I'm not a curtain twitchier but sitting in my chair, which is close to the window I see some of the comings and goings out in the street. Usually my attention is fully drawn to my iPad as I write a blog or read a ebook but sometimes my eye is caught by the movement of my neighbours car as she arrives home.The routine is clockwork. The car comes to a halt in the drive there's a pause as she opens the drivers door and walks around the back of the car to open slightly the rear door. She then opens the front door to the house and goes in. There is another pause and then like a Chrysalis opening its wings there is movement and out tumble, first the little boy and then his sister. It's a sequence that never changes.
Once the kids are in the house she re-emerges to fish out the bags and paraphernalia that the kids need at school and any shopping she may have done. She does it without any show of emotion not even a word, efficiently discharging her responsibilities.
I wonder what goes through her mind. This is not the life she had planned, she is still young, in her early thirties, Dutch extract, friendly in a continental way but largely keeping herself to herself.

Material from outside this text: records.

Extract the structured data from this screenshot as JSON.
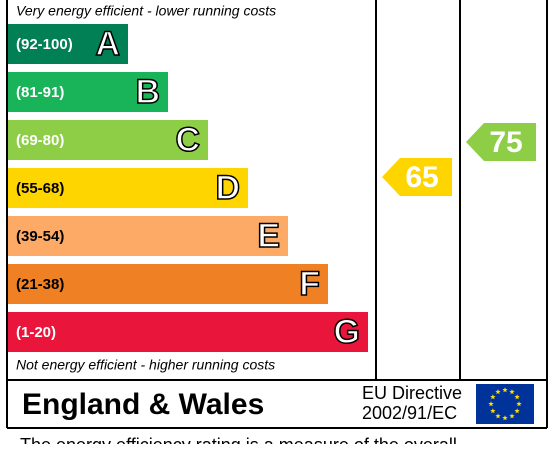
{
  "header": {
    "top_note": "Very energy efficient - lower running costs",
    "bottom_note": "Not energy efficient - higher running costs"
  },
  "bands": [
    {
      "range": "(92-100)",
      "letter": "A",
      "color": "#008054"
    },
    {
      "range": "(81-91)",
      "letter": "B",
      "color": "#19b459"
    },
    {
      "range": "(69-80)",
      "letter": "C",
      "color": "#8dce46"
    },
    {
      "range": "(55-68)",
      "letter": "D",
      "color": "#ffd500"
    },
    {
      "range": "(39-54)",
      "letter": "E",
      "color": "#fcaa65"
    },
    {
      "range": "(21-38)",
      "letter": "F",
      "color": "#ef8023"
    },
    {
      "range": "(1-20)",
      "letter": "G",
      "color": "#e9153b"
    }
  ],
  "current": {
    "value": "65",
    "color": "#ffd500"
  },
  "potential": {
    "value": "75",
    "color": "#8dce46"
  },
  "footer": {
    "region": "England & Wales",
    "directive_line1": "EU Directive",
    "directive_line2": "2002/91/EC"
  },
  "caption": "The energy efficiency rating is a measure of the overall"
}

Married young she had a life joined to another, a man of her age, convention had it to start a family but a family as an adjunct to her life with him. The source of her natural intellectual replenishment would be the conversation as she prepared dinner, he playing with the kids asking them what they had done at school, maybe settled them into homework, possibly running the bath water for them so they could be ready for bed after the evening meal when he and she could at last relax.
This cosy family scene was blown apart by divorce and now her lot in life is to carry the burden alone. Raising kids is a burden, its a non stop, all action commitment which is more than challenging when you have to do everything on your own. The love for your children is not diminished but you must yearn for adult contact, a prop to discuss the vagaries, someone to share your guilt that you are not doing enough, somebody to allay your fears when one or other of the children are sick.

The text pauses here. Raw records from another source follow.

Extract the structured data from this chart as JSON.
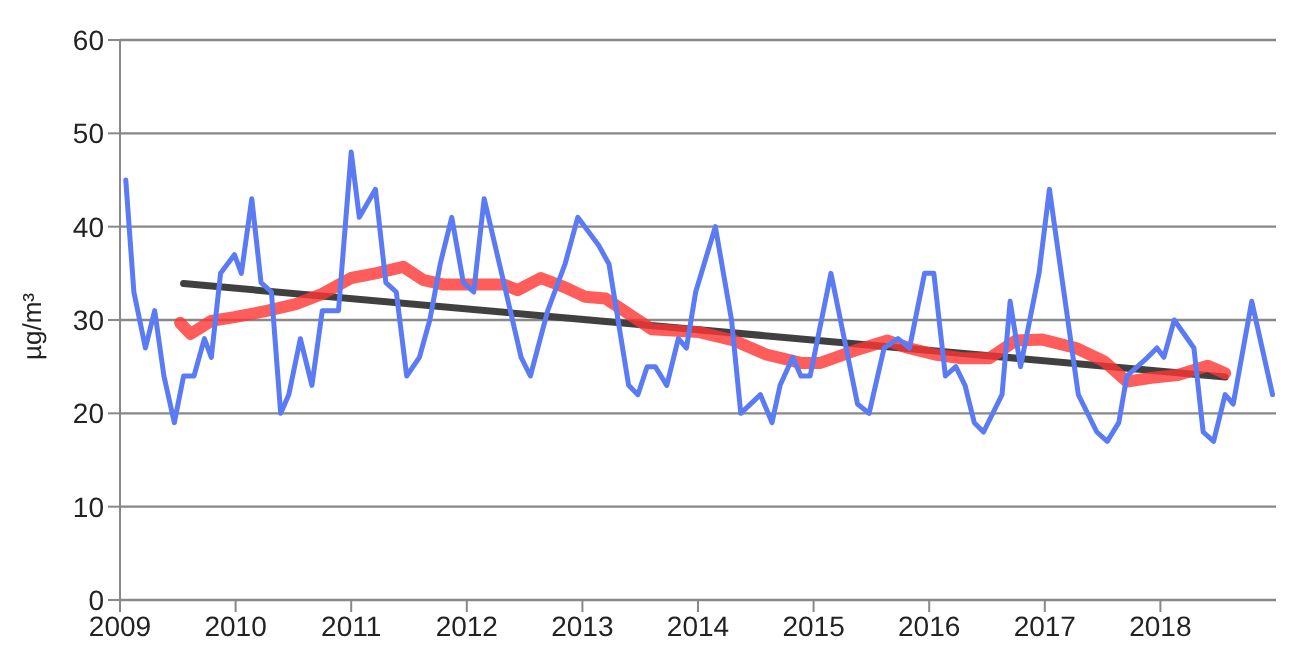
{
  "chart_data": {
    "type": "line",
    "ylabel": "µg/m³",
    "xlim": [
      2009,
      2019
    ],
    "xticks": [
      2009,
      2010,
      2011,
      2012,
      2013,
      2014,
      2015,
      2016,
      2017,
      2018
    ],
    "ylim": [
      0,
      60
    ],
    "yticks": [
      0,
      10,
      20,
      30,
      40,
      50,
      60
    ],
    "grid": "y",
    "legend": false,
    "marker": "none",
    "line_style": "solid",
    "series": [
      {
        "color": "#5b7bf5",
        "x": [
          2009.05,
          2009.12,
          2009.22,
          2009.3,
          2009.38,
          2009.47,
          2009.55,
          2009.64,
          2009.73,
          2009.79,
          2009.87,
          2009.99,
          2010.05,
          2010.14,
          2010.22,
          2010.31,
          2010.39,
          2010.46,
          2010.56,
          2010.66,
          2010.75,
          2010.89,
          2011.0,
          2011.07,
          2011.21,
          2011.3,
          2011.39,
          2011.48,
          2011.59,
          2011.68,
          2011.77,
          2011.87,
          2011.97,
          2012.06,
          2012.15,
          2012.32,
          2012.47,
          2012.55,
          2012.7,
          2012.85,
          2012.96,
          2013.14,
          2013.23,
          2013.4,
          2013.48,
          2013.56,
          2013.63,
          2013.73,
          2013.83,
          2013.9,
          2013.98,
          2014.15,
          2014.29,
          2014.37,
          2014.54,
          2014.64,
          2014.71,
          2014.82,
          2014.89,
          2014.97,
          2015.15,
          2015.38,
          2015.48,
          2015.61,
          2015.73,
          2015.83,
          2015.96,
          2016.04,
          2016.14,
          2016.23,
          2016.31,
          2016.39,
          2016.47,
          2016.63,
          2016.7,
          2016.79,
          2016.87,
          2016.95,
          2017.04,
          2017.29,
          2017.45,
          2017.54,
          2017.64,
          2017.71,
          2017.89,
          2017.97,
          2018.03,
          2018.12,
          2018.29,
          2018.37,
          2018.46,
          2018.56,
          2018.63,
          2018.79,
          2018.97
        ],
        "values": [
          45,
          33,
          27,
          31,
          24,
          19,
          24,
          24,
          28,
          26,
          35,
          37,
          35,
          43,
          34,
          33,
          20,
          22,
          28,
          23,
          31,
          31,
          48,
          41,
          44,
          34,
          33,
          24,
          26,
          30,
          36,
          41,
          34,
          33,
          43,
          34,
          26,
          24,
          31,
          36,
          41,
          38,
          36,
          23,
          22,
          25,
          25,
          23,
          28,
          27,
          33,
          40,
          30,
          20,
          22,
          19,
          23,
          26,
          24,
          24,
          35,
          21,
          20,
          27,
          28,
          27,
          35,
          35,
          24,
          25,
          23,
          19,
          18,
          22,
          32,
          25,
          30,
          35,
          44,
          22,
          18,
          17,
          19,
          24,
          26,
          27,
          26,
          30,
          27,
          18,
          17,
          22,
          21,
          32,
          22
        ]
      },
      {
        "color": "#ff3333",
        "x": [
          2009.52,
          2009.61,
          2009.79,
          2009.99,
          2010.28,
          2010.52,
          2010.75,
          2011.0,
          2011.21,
          2011.45,
          2011.62,
          2011.8,
          2012.32,
          2012.44,
          2012.64,
          2012.85,
          2013.02,
          2013.2,
          2013.37,
          2013.6,
          2014.01,
          2014.31,
          2014.59,
          2014.89,
          2015.06,
          2015.35,
          2015.64,
          2015.82,
          2016.05,
          2016.28,
          2016.52,
          2016.75,
          2016.98,
          2017.27,
          2017.51,
          2017.71,
          2017.92,
          2018.15,
          2018.41,
          2018.56
        ],
        "values": [
          29.7,
          28.5,
          29.9,
          30.3,
          31,
          31.7,
          32.8,
          34.5,
          35,
          35.7,
          34.3,
          33.8,
          33.8,
          33.2,
          34.5,
          33.5,
          32.5,
          32.3,
          30.9,
          29,
          28.7,
          27.8,
          26.3,
          25.4,
          25.4,
          26.7,
          27.8,
          27,
          26.3,
          25.9,
          25.9,
          27.8,
          27.9,
          27,
          25.6,
          23.4,
          23.8,
          24.1,
          25.1,
          24.3
        ]
      },
      {
        "color": "#404040",
        "x": [
          2009.55,
          2018.56
        ],
        "values": [
          33.9,
          23.9
        ]
      }
    ]
  }
}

The kids tumble into home oblivious of her feelings only of their own. A slight at school, blown up into world war two, or the ongoing niggle between brother and sister a nip here and a hair pulling there and the whole world explodes with rage and self pity.
At last they are in bed. The little boy has a nasty cough but is drifting off to sleep as she returns down stairs to an empty lounge and ruminate on the day knowing that tomorrow will be much the same and so on through the best years of her life. On a treadmill only partly of her own making which will end when the children fly the nest completely and make the chore of being a single Mom even more singular, even more challenging as age takes its toll !!